How to go from a*cosx + b*sinx TO A*cos(wt - phi)?

[Elvis 123456789]

Moved from non-homework forum section, so homework template is not present.
Express Cos(t - pi/8) + Sin(t - pi/8) in the form A*Cos(wt - phi).

I got sqrt(2)*Cos(t-3pi/4).

Not sure if that's right though

 

[Charles Link]

The simplest way to see this is to use $Acos(\omega*t)+Bsin(\omega*t)=sqrt(A^2+B^2)*(A/srqrt(A^2+B^2))cos(\omega*t)+(B/sqrt(A^2+B^2))sin(\omega*t)$
Let $A/sqrt(A^2+B^2)=cos(\phi)$ and $B/sqrt(A^2+B^2)=sin(\phi)$ You should recognize the expanded terms as $cos(\omega*t-\phi)$ with a sqrt(A^2+B^2) in front of it and $\phi$ is the angle that has $tan(\phi)=B/A$ This actually comes up quite a lot in different physics calculations and is something worth looking over a couple of times until you have it completely memorized. I get $3\pi/8$ though. Please check the arithmetic.

 

[Qwertywerty]

Express Cos(t - pi/8) + Sin(t - pi/8) in the form A*Cos(wt - phi).

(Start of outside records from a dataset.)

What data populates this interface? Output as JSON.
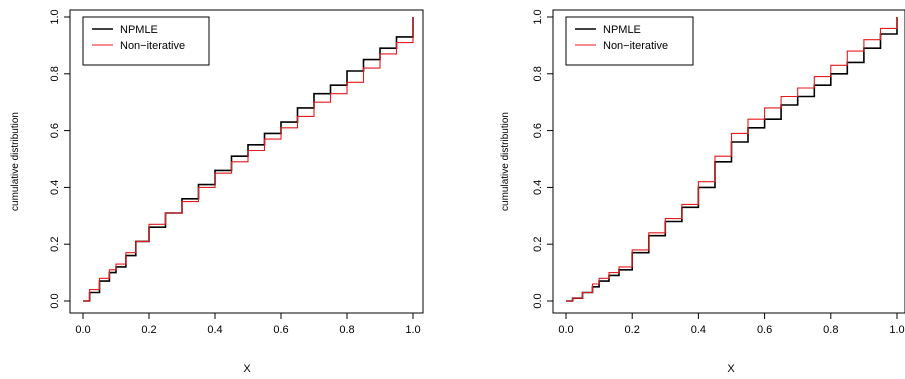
{
  "chart_data": [
    {
      "type": "line",
      "xlabel": "X",
      "ylabel": "cumulative distribution",
      "xlim": [
        0,
        1
      ],
      "ylim": [
        0,
        1
      ],
      "xticks": [
        "0.0",
        "0.2",
        "0.4",
        "0.6",
        "0.8",
        "1.0"
      ],
      "yticks": [
        "0.0",
        "0.2",
        "0.4",
        "0.6",
        "0.8",
        "1.0"
      ],
      "grid": false,
      "legend": "top-left",
      "series": [
        {
          "name": "NPMLE",
          "color": "#000000",
          "x": [
            0.0,
            0.02,
            0.05,
            0.08,
            0.1,
            0.13,
            0.16,
            0.2,
            0.25,
            0.3,
            0.35,
            0.4,
            0.45,
            0.5,
            0.55,
            0.6,
            0.65,
            0.7,
            0.75,
            0.8,
            0.85,
            0.9,
            0.95,
            1.0
          ],
          "y": [
            0.0,
            0.03,
            0.07,
            0.1,
            0.12,
            0.16,
            0.21,
            0.26,
            0.31,
            0.36,
            0.41,
            0.46,
            0.51,
            0.55,
            0.59,
            0.63,
            0.68,
            0.73,
            0.76,
            0.81,
            0.85,
            0.89,
            0.93,
            1.0
          ]
        },
        {
          "name": "Non−iterative",
          "color": "#e41a1c",
          "x": [
            0.0,
            0.02,
            0.05,
            0.08,
            0.1,
            0.13,
            0.16,
            0.2,
            0.25,
            0.3,
            0.35,
            0.4,
            0.45,
            0.5,
            0.55,
            0.6,
            0.65,
            0.7,
            0.75,
            0.8,
            0.85,
            0.9,
            0.95,
            1.0
          ],
          "y": [
            0.0,
            0.04,
            0.08,
            0.11,
            0.13,
            0.17,
            0.21,
            0.27,
            0.31,
            0.35,
            0.4,
            0.45,
            0.49,
            0.53,
            0.57,
            0.61,
            0.65,
            0.7,
            0.73,
            0.77,
            0.82,
            0.87,
            0.91,
            1.0
          ]
        }
      ]
    },
    {
      "type": "line",
      "xlabel": "X",
      "ylabel": "cumulative distribution",
      "xlim": [
        0,
        1
      ],
      "ylim": [
        0,
        1
      ],
      "xticks": [
        "0.0",
        "0.2",
        "0.4",
        "0.6",
        "0.8",
        "1.0"
      ],
      "yticks": [
        "0.0",
        "0.2",
        "0.4",
        "0.6",
        "0.8",
        "1.0"
      ],
      "grid": false,
      "legend": "top-left",
      "series": [
        {
          "name": "NPMLE",
          "color": "#000000",
          "x": [
            0.0,
            0.02,
            0.05,
            0.08,
            0.1,
            0.13,
            0.16,
            0.2,
            0.25,
            0.3,
            0.35,
            0.4,
            0.45,
            0.5,
            0.55,
            0.6,
            0.65,
            0.7,
            0.75,
            0.8,
            0.85,
            0.9,
            0.95,
            1.0
          ],
          "y": [
            0.0,
            0.01,
            0.03,
            0.05,
            0.07,
            0.09,
            0.11,
            0.17,
            0.23,
            0.28,
            0.33,
            0.4,
            0.49,
            0.56,
            0.61,
            0.64,
            0.69,
            0.72,
            0.76,
            0.8,
            0.84,
            0.89,
            0.94,
            1.0
          ]
        },
        {
          "name": "Non−iterative",
          "color": "#e41a1c",
          "x": [
            0.0,
            0.02,
            0.05,
            0.08,
            0.1,
            0.13,
            0.16,
            0.2,
            0.25,
            0.3,
            0.35,
            0.4,
            0.45,
            0.5,
            0.55,
            0.6,
            0.65,
            0.7,
            0.75,
            0.8,
            0.85,
            0.9,
            0.95,
            1.0
          ],
          "y": [
            0.0,
            0.01,
            0.03,
            0.06,
            0.08,
            0.1,
            0.12,
            0.18,
            0.24,
            0.29,
            0.34,
            0.42,
            0.51,
            0.59,
            0.64,
            0.68,
            0.72,
            0.75,
            0.79,
            0.83,
            0.88,
            0.92,
            0.96,
            1.0
          ]
        }
      ]
    }
  ]
}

I got sqrt(2)*Cos(t-3pi/4).

Not sure if that's right though

Please post your working, the next time you ask a question. It saves everybody's time.
Thanks.

 

[SammyS]

Moved from non-homework forum section, so homework template is not present.
Express Cos(t - pi/8) + Sin(t - pi/8) in the form A*Cos(wt - phi).

I got sqrt(2)*Cos(t-3pi/4).

Not sure if that's right though

You can check your answer as follows:

−3π/4 = −π/8 − 5π/8

Therefore, use the angle addition identity for cosine on:

cos( (t−π/8) − 5π/8 )